You know from panel data fundamentals that the key virtue of panel data is the ability to observe the same unit — a person, firm, or country — across multiple time periods. The within estimator (also called the fixed effects estimator) exploits this longitudinal structure to eliminate a class of confounders that would otherwise bias cross-sectional OLS: stable, unobserved unit characteristics that are correlated with the regressors.
To see why this matters, suppose you want to estimate the effect of job training on wages. Workers who seek out training may differ from those who don't — in ambition, ability, or work ethic. If you simply compare trained and untrained workers in a single cross-section, these unobserved traits confound your estimate. The within estimator sidesteps this by asking a different question: within each worker's own wage history, how does their wage change when they receive training? By focusing on changes within a unit over time, you effectively hold constant everything about that worker that doesn't change — ability, family background, personality — whether or not you can measure those things.
Mechanically, the within estimator demeans every variable by its unit-specific time mean.
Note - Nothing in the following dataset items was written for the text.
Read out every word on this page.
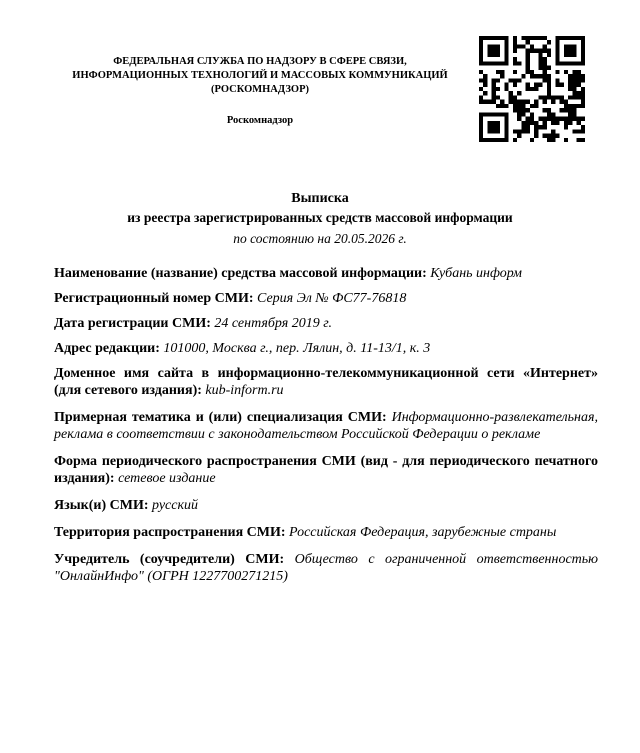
ФЕДЕРАЛЬНАЯ СЛУЖБА ПО НАДЗОРУ В СФЕРЕ СВЯЗИ,
ИНФОРМАЦИОННЫХ ТЕХНОЛОГИЙ И МАССОВЫХ КОММУНИКАЦИЙ
(РОСКОМНАДЗОР)
Роскомнадзор
Выписка
из реестра зарегистрированных средств массовой информации
по состоянию на 20.05.2026 г.
Наименование (название) средства массовой информации: Кубань информ
Регистрационный номер СМИ: Серия Эл № ФС77-76818
Дата регистрации СМИ: 24 сентября 2019 г.
Адрес редакции: 101000, Москва г., пер. Лялин, д. 11-13/1, к. 3
Доменное имя сайта в информационно-телекоммуникационной сети «Интернет» (для сетевого издания): kub-inform.ru
Примерная тематика и (или) специализация СМИ: Информационно-развлекательная, реклама в соответствии с законодательством Российской Федерации о рекламе
Форма периодического распространения СМИ (вид - для периодического печатного издания): сетевое издание
Язык(и) СМИ: русский
Территория распространения СМИ: Российская Федерация, зарубежные страны
Учредитель (соучредители) СМИ: Общество с ограниченной ответственностью "ОнлайнИнфо" (ОГРН 1227700271215)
Define ȳᵢ = (1/T)∑ₜyᵢₜ. Then the regression is run on (yᵢₜ − ȳᵢ) = (xᵢₜ − x̄ᵢ)β + (εᵢₜ − ε̄ᵢ). This transformation wipes out any time-invariant component αᵢ — because αᵢ − ᾱᵢ = 0 by construction. An equivalent approach is to include a separate dummy variable for each unit (unit fixed effects); both produce the same coefficient estimates. The within estimator uses only within-unit variation in x — the fact that a given firm's investment fluctuated over time — while the between estimator would use across-firm variation in average investment levels.
The critical assumption is strict exogeneity: E[εᵢₜ | xᵢ₁, xᵢ₂, ..., xᵢT, αᵢ] = 0. This requires the error at time t to be uncorrelated with the regressors in all periods for unit i — past, present, and future. This is stronger than the contemporaneous exogeneity assumed in cross-sectional OLS. It rules out feedback effects where past outcomes influence current regressors (e.g., if last period's wage affects this period's training decision). When strict exogeneity holds, the within estimator is consistent. When it fails — for instance, due to dynamic effects or reverse causation — the estimator is inconsistent and alternative approaches like the Arellano-Bond GMM estimator are needed. Despite this limitation, fixed effects is among the most widely used tools in empirical economics precisely because it handles the most common form of omitted variable bias with minimal assumptions about the structure of unobserved heterogeneity.